To me it sounds like you don't know how to do a butterfly properly, and like Coach said (am paraphrasing here) the main problem here is that it is crazy to train an advanced entry into a position when the basic static position isn't even solid!

That would be like trying to learn a press handstand before you can stand on your hands... how in the world is that ever supposed to happen? You can't press to something you can't hold.

I think you're doing the smart thing by letting everything heal up, and if you just focus on solidifying your cross and getting reasonably strong with cross pulls in the nearer future and forget about butterfly then the butterfly will come much more naturally when you are eventually ready to learn those progressions.

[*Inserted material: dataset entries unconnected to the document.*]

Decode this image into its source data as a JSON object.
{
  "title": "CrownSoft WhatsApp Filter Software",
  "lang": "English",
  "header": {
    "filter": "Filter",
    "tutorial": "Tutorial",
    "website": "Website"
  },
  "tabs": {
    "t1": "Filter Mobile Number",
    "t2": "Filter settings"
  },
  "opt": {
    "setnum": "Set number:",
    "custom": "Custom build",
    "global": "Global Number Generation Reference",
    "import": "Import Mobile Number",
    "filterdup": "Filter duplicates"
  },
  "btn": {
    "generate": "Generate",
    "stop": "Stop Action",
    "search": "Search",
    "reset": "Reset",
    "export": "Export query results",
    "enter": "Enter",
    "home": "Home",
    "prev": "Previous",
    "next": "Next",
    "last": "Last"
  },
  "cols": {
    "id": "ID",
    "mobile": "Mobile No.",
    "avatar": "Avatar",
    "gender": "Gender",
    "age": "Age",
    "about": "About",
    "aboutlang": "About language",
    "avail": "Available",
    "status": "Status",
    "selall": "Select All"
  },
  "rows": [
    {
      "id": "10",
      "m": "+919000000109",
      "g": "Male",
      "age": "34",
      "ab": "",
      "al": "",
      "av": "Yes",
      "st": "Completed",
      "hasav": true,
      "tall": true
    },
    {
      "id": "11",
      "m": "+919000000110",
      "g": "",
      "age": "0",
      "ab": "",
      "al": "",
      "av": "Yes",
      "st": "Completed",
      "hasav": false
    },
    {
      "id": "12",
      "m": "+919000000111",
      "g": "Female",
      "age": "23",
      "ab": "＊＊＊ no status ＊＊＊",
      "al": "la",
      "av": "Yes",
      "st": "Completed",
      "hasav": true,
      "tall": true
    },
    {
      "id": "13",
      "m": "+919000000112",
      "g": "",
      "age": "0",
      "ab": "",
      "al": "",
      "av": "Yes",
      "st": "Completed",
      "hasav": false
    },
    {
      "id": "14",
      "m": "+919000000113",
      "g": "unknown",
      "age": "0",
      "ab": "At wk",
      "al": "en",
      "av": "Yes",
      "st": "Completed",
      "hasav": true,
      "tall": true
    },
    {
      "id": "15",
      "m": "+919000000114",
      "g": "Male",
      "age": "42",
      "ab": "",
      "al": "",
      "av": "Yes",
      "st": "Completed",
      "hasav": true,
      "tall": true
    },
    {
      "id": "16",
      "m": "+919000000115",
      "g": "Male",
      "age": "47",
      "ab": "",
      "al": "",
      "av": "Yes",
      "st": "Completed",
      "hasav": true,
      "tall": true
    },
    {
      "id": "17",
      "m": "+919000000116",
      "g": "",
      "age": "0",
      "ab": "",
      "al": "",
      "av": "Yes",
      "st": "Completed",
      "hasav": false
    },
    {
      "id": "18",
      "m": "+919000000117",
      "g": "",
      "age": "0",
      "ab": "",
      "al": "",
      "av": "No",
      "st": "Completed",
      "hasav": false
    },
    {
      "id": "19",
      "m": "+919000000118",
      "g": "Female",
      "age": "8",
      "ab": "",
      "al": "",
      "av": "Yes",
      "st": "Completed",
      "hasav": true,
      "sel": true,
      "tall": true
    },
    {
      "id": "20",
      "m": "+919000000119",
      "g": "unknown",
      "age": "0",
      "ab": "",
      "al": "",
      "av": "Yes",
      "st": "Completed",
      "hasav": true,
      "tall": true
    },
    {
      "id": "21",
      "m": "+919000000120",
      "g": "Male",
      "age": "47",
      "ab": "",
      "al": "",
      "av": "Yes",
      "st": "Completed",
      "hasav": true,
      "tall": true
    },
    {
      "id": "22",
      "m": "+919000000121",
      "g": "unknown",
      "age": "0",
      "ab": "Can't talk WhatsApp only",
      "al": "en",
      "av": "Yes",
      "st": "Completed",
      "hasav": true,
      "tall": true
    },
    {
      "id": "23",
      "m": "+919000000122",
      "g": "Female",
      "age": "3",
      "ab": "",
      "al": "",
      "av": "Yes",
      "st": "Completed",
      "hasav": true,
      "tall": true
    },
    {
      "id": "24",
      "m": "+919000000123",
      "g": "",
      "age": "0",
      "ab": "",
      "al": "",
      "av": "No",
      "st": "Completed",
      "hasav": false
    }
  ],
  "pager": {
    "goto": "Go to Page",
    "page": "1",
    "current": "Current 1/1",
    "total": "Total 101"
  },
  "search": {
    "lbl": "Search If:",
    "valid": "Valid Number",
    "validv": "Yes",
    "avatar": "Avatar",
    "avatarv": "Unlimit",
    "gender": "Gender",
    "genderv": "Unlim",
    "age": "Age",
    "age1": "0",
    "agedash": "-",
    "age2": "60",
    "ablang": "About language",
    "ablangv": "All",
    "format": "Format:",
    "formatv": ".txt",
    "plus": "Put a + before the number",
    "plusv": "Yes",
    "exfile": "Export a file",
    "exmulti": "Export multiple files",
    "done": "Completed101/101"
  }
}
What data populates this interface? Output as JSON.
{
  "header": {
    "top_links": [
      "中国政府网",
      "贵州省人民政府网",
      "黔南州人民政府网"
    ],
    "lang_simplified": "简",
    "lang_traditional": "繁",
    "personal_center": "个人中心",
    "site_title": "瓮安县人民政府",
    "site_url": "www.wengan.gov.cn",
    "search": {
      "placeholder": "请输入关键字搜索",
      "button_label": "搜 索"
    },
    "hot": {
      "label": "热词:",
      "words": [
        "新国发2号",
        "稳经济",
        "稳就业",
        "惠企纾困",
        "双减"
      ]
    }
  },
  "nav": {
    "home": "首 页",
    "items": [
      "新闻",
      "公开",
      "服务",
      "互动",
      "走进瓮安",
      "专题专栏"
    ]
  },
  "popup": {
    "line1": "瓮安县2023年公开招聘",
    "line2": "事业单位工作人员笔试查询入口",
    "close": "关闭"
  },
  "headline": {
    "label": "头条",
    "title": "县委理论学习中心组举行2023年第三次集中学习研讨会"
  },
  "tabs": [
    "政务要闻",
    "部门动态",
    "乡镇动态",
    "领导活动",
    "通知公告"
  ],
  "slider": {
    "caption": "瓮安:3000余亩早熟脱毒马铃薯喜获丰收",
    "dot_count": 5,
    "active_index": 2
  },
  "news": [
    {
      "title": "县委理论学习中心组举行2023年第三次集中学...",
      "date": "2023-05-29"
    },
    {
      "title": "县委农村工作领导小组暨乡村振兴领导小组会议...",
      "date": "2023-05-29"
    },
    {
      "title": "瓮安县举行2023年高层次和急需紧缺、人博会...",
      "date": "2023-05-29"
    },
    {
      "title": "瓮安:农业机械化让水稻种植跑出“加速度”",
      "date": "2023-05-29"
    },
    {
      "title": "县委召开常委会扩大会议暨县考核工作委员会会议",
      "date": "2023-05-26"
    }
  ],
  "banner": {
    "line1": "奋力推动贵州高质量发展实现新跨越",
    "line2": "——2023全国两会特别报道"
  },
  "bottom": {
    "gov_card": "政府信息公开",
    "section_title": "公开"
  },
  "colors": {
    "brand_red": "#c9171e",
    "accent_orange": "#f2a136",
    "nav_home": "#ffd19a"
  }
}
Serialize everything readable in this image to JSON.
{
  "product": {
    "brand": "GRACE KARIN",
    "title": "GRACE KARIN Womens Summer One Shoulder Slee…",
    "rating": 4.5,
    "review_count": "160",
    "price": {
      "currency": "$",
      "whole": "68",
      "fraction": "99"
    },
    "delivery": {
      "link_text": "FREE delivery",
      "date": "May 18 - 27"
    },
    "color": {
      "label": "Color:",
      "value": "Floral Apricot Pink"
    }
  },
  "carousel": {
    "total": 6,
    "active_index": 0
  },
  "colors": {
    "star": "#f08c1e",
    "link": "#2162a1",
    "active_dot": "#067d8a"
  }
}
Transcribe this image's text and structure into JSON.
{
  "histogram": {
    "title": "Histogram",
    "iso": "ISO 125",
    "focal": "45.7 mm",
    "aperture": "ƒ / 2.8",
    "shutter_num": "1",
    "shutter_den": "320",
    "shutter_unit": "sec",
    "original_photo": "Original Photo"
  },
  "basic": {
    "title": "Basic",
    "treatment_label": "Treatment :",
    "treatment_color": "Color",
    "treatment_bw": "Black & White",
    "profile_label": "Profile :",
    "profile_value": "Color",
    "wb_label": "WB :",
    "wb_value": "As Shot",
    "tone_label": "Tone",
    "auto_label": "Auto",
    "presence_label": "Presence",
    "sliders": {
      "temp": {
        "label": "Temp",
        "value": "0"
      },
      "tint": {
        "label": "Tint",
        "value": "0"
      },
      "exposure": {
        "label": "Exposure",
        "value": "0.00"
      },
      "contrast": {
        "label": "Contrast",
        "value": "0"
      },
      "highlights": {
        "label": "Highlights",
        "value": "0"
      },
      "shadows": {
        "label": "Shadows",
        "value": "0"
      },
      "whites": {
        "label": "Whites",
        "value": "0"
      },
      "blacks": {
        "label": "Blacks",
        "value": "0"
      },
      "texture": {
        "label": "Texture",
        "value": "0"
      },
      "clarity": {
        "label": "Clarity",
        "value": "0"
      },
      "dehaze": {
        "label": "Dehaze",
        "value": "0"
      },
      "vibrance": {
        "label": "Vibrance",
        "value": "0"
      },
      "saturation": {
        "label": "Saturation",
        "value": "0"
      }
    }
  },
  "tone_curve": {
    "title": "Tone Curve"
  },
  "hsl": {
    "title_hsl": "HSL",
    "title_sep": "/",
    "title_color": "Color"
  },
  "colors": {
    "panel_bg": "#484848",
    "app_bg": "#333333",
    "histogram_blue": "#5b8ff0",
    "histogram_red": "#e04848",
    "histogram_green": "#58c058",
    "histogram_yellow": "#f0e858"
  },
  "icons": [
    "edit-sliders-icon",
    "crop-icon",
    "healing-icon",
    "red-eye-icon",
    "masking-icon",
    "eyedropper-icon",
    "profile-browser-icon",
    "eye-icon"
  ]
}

Well, I have a counterweight system: the butterfly training I had been doing was to do the press with a lot of weight helping me (60+ lbs). So that's how it was supposed to happen :P. My reasoning was that the first 90 degrees of pulling is a different movement than the second 90 degrees, so training both both would be a good source of variation. An analogy might be training a straddle-planche press to handstand while still working on the straight-body planche. But I wasn't taking good care of my shoulder flexibility and rotator cuff strength, so I ended up irritating the tendon. Now I'm doing my best to build better shoulder maintenance habits, and also going light on the tendon to let it heal before I go back to any serious cross training.